Salah satu momen hangat tercipta ketika Sting menceritakan inspirasi di balik Fields of Gold. Dengan santai ia mengundang penonton untuk mampir minum teh di rumahnya yang dikelilingi ladang barley: “The nice thing about our house is, it’s surrounded by fields of barley. Around this time, it looks like fields of gold.” Sebuah sapaan sederhana, namun terasa akrab buat kami para penonton malam itu.
Penonton yang Tak Mau Diam
Meski sebagian besar penonton sudah beruban, semangat mereka sama sekali tidak surut. Lagu If I Ever Lose My Faith In You sempat membuat Sting terdengar sedikit menahan nada tinggi, tetapi hal itu justru menambah hangat suasana karena ribuan suara fans ikut bernyanyi dan bertepuk tangan tanpa henti.

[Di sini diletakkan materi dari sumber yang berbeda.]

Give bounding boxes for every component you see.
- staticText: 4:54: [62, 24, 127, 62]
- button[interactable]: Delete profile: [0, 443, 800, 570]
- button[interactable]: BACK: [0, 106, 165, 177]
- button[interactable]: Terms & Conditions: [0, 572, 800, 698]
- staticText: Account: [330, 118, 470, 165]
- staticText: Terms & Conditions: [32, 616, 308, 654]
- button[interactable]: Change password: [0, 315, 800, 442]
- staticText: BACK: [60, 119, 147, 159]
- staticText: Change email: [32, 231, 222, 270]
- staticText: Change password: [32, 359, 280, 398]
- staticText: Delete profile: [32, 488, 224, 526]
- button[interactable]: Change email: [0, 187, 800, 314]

Begitu intro Desert Rose terdengar, penonton serentak berdiri, bergoyang mengikuti alunan musik. King of Pain semakin memanaskan suasana, hingga akhirnya klimaks tercapai lewat Roxanne, lengkap dengan koor massal “Roxanne, Roxanne, oh” yang dipimpin Sting.
Penutup yang Puitis
Untuk encore, Sting mengganti bass dengan gitar akustik. Ia menutup malam dengan Fragile, balada penuh kelembutan yang kembali populer berkat serial pemenang Emmy, Adolescence. Lagu itu menjadi penutup sempurna sebelum lampu padam, tepat sebelum pukul 22.00.
Dengan kesederhanaan aransemen dan setlist penuh hits lintas generasi, Sting kembali menegaskan satu hal: musik sejati tidak pernah lekang oleh waktu.